Industrie: une croissance contrastée selon les branches
Le secteur secondaire progresse de 18,9%, atteignant 80,2 MMDH. Mais derrière ce chiffre global, les évolutions sont très contrastées. Les industries chimiques et para-chimiques (+128%) et le BTP (+128,4%) affichent une croissance spectaculaire, témoignant du rôle stratégique de ces branches et les industries extractives progressent fortement de +66,1%, profitant de l’essor du secteur minier.
En revanche, le secteur de l’électricité, du gaz et de l’eau accuse un repli de 11,8%, passant de 33,5 à 29,6 milliards de dirhams. Les industries métallurgiques, mécaniques et électriques reculent également de 10,8%, tandis que les autres industries manufacturières enregistrent une baisse plus contenue de 0,5%.
L’agriculture et la pêche en progression modeste
L’agriculture et la pêche, regroupées dans le secteur primaire, ont bénéficié d’une hausse limitée à +16,9% entre 2015 et 2024, passant de 12,2 à 14,3 MMDH. Cette évolution, bien qu’en terrain positif, demeure inférieure à la moyenne de la croissance des crédits à l’équipement et souligne la nécessité de renforcer les financements destinés à la modernisation de ce secteur vital.
Un signal de confiance et de renforcement du potentiel productif
Globalement, la progression des crédits à l’équipement illustre la volonté des entreprises et des investisseurs de lancer de nouveaux projets — qu’il s’agisse d’usines, d’infrastructures ou de modernisation des équipements. Elle constitue un signal de confiance dans la conjoncture actuelle et dans les perspectives de croissance à moyen terme.
Ventilation des crédits à l’équipement en milliards de dirhams en décembre 2015 et décembre 2024 (Source: Bank Al-Maghrib).

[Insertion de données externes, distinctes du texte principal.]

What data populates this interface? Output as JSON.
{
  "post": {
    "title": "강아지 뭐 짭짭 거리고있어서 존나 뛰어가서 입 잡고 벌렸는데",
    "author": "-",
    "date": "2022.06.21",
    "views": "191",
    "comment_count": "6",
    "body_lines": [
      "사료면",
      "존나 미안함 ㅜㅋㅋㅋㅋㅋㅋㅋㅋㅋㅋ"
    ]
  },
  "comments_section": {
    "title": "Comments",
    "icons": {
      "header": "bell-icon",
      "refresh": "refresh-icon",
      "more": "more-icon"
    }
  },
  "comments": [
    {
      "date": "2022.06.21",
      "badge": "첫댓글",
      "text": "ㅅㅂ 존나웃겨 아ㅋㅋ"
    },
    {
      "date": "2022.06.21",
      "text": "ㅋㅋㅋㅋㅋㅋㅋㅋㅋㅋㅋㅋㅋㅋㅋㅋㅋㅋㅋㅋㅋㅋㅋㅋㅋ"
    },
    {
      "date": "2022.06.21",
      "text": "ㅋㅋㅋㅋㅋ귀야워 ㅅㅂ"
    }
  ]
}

| Branche d’activité | Déc.-15 | Déc.-24 | Évolution (%) |
|---|---|---|---|
| Secteur primaire | 12.220 | 14.288 | +16,9% |
| Agriculture et pêche | 12.220 | 14.288 | +16,9% |
| Secteur secondaire | 67.487 | 80.243 | +18,9% |
| Industries extractives | 7.711 | 12.805 | +66,1% |
| Industries | 19.208 | 21.770 | +13,3% |
| Industries alimentaires et tabac | 7.885 | 8.376 | +6,2% |
| Industries textiles, habillement, cuir | 935 | 1.160 | +24,1% |
| Industries chimiques et parachimiques | 1.840 | 4.195 | +128,0% |
| Industries métallurgiques, mécaniques, électriques | 4.534 | 4.043 | -10,8% |
| Industries manufacturières diverses | 4.014 | 3.995 | -0,5% |
| Électricité, gaz et eau | 33.515 | 29.563 | -11,8% |
| Bâtiment et travaux publics | 7.053 | 16.106 | +128,4% |
| Secteur tertiaire | 61.807 | 148.133 | +139,7% |
| Commerce, réparations automobiles et d’articles domestiques | 7.313 | 12.403 | +69,6% |
| Hôtels et restaurants | 9.122 | 10.821 | +18,6% |
| Transports et communications | 13.040 | 16.768 | +28,6% |
| Activités financières | 7.896 | 37.436 | +374,1% |
| Administrations locales | 14.135 | 26.576 | +88,0% |
| Autres sections | 10.302 | 44.128 | +328,3% |
| Total | 141.515 | 242.664 | +71,5% |
Généralement destinés au financement d’actifs durables (machines, bâtiments, technologies), ces crédits en hausse traduisent un effort d’investissement renforcé, de nature à stimuler la capacité de production et à améliorer la compétitivité à moyen et long terme.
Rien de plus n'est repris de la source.